Emergency Department Leave Against Medical Advice Among Adults with Sickle Cell Disease: An Equity-Sensitive Indicator of System Performance
Kenneth A Rivlin, Anna Zhilkova, Jenai Jackson, Antonia EyssallenneAbstract
Background
Prior work has demonstrated that hospitalizations for sickle cell disease (SCD) are disproportionately associated with leave against medical advice (LAMA) compared with other adult hospitalizations. The magnitude of variation observed across hospitals suggests that this outcome reflects system-level failures leading to unmet care needs rather than people not following physician directives or advice. However, prior analyses focused on inpatient settings and did not examine the emergency department (ED). This early phase of acute SCD care is highly dependent on timely and responsive system processes. In quality improvement frameworks, unwarranted variation in outcomes across sites caring for similar populations is interpreted as a signal of differences in system performance rather than individual behavior. In equity-relevant conditions such as SCD, these outcomes may serve as equity-sensitive indicators of care quality. This study aimed to characterize inpatient and ED LAMA among adults with SCD across New York City hospitals in 2022-2024 and examine hospital-level variation as a signal of system performance.
Methods
We conducted a descriptive analysis of 2022-2024 inpatient and ED treat-and-release encounters for adults with SCD across New York City hospitals using Statewide Planning and Research Cooperative System (SPARCS). SPARCS is an all-payer administrative data system provided by the New York State Department of Health. LAMA was identified based on patient disposition status of “left against medical advice” or code ‘07’. Hospital-level rates for SCD were compared with rates among all adult patients. Hospitals with fewer than 50 SCD encounters during the three-year period in each setting were excluded to ensure stability of estimates. Gender-stratified analyses were not performed because of the study’s focus on hospital-system performance. Analyses emphasized the magnitude and range of variation across hospitals.
Results
Across New York City hospitals in 2022-2024, inpatient LAMA occurred in approximately 14% of hospitalizations for adults with SCD, compared with approximately 4% among all adult hospitalizations, with hospital-level SCD rates ranging from under 10% to 50%. ED LAMA occurred in approximately 7% of ED encounters for adults with SCD, compared with approximately 3% among all adult ED visits, with SCD rates ranging from under 5% to over 20% (Figure 1).
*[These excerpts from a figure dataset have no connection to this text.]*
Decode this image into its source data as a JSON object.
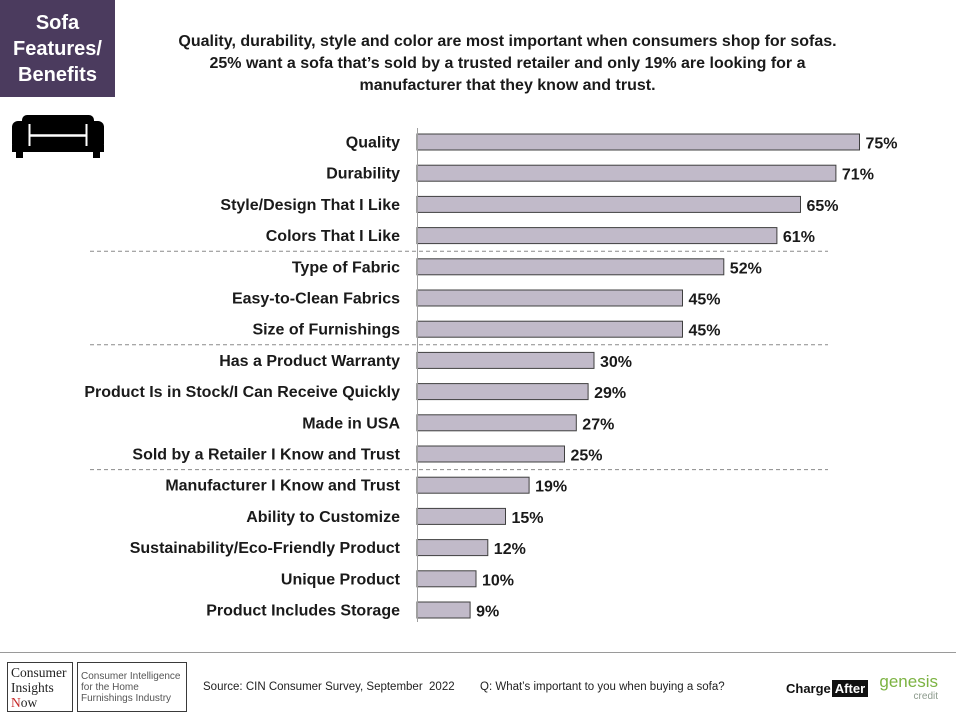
{
  "header": {
    "section_box_lines": [
      "Sofa",
      "Features/",
      "Benefits"
    ],
    "headline_lines": [
      "Quality, durability, style and color are most important when consumers shop for sofas.",
      "25% want a sofa that’s sold by a trusted retailer and only 19% are looking for a",
      "manufacturer that they know and trust."
    ]
  },
  "icons": {
    "sofa": "sofa-icon"
  },
  "colors": {
    "section_box_bg": "#4b3b5e",
    "text": "#1a1a1a",
    "separator": "#8a8a8a",
    "axis": "#a0a0a0",
    "genesis_green": "#7cb342",
    "cin_accent_red": "#c62828"
  },
  "chart_data": {
    "type": "bar",
    "orientation": "horizontal",
    "categories": [
      "Quality",
      "Durability",
      "Style/Design That I Like",
      "Colors That I Like",
      "Type of Fabric",
      "Easy-to-Clean Fabrics",
      "Size of Furnishings",
      "Has a Product Warranty",
      "Product Is in Stock/I Can Receive Quickly",
      "Made in USA",
      "Sold by a Retailer I Know and Trust",
      "Manufacturer I Know and Trust",
      "Ability to Customize",
      "Sustainability/Eco-Friendly Product",
      "Unique Product",
      "Product Includes Storage"
    ],
    "values": [
      75,
      71,
      65,
      61,
      52,
      45,
      45,
      30,
      29,
      27,
      25,
      19,
      15,
      12,
      10,
      9
    ],
    "data_labels": [
      "75%",
      "71%",
      "65%",
      "61%",
      "52%",
      "45%",
      "45%",
      "30%",
      "29%",
      "27%",
      "25%",
      "19%",
      "15%",
      "12%",
      "10%",
      "9%"
    ],
    "unit": "%",
    "xlim": [
      0,
      80
    ],
    "grid": false,
    "legend": "none",
    "group_breaks_after": [
      3,
      6,
      10
    ],
    "bar_color": "#c1bac9",
    "bar_border_color": "#404040"
  },
  "footer": {
    "cin_logo": {
      "name_lines": [
        "Consumer",
        "Insights",
        "Now"
      ],
      "tagline_lines": [
        "Consumer Intelligence",
        "for the Home",
        "Furnishings Industry"
      ]
    },
    "source": "Source: CIN Consumer Survey, September  2022",
    "question": "Q: What’s important to you when buying a sofa?",
    "chargeafter_logo": {
      "part1": "Charge",
      "part2": "After"
    },
    "genesis_logo": {
      "name": "genesis",
      "sub": "credit"
    }
  }
}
Patterns of hospital-level variation were similar for ED and inpatient LAMA, with hospitals that demonstrated higher rates in one setting often showed higher rates in the other. Marked hospital-level variation was observed for both outcomes, including within a single integrated public health system, where SCD inpatient LAMA varied by more than fivefold, and ED LAMA showed substantial heterogeneity. Similar patterns of variability were observed across academic and community hospitals citywide, including academic centers with comprehensive sickle cell programs, indicating that the presence of specialized services alone does not ensure consistent performance in acute care delivery. These findings highlight equity-relevant differences in care delivery that are not explained solely by diagnosis.
Conclusions
Both inpatient and ED LAMA are common among adults with sickle cell disease and exhibit substantial unwarranted variation across hospitals, including within the same health system. The similarity in hospital-level patterns across ED and inpatient settings suggests linked but distinct failure points along the acute care pathway, rather than isolated events confined to a single care setting. Given their disproportionate burden in a population historically marginalized in health care and their sensitivity to local care-delivery structures, these outcomes serve as equity-sensitive indicators of system performance. In other domains of patient safety, variation of this magnitude would routinely prompt focused investigation and quality improvement; applying comparable standards to equity-relevant outcomes in sickle cell disease is both warranted and necessary. Incorporating LAMA metrics into quality dashboards may enable health systems to identify inconsistent acute care delivery, prioritize targeted interventions across ED and inpatient settings, and advance equitable, high-quality care for adults with sickle cell disease. Finally, we believe these findings likely underestimate the true proportion of early ED departures because administrative data may not capture patients who eloped or left without being seen (LWBS). Future studies can utilize EHRs or other data sources to better understand the true burden and magnitude of disparities.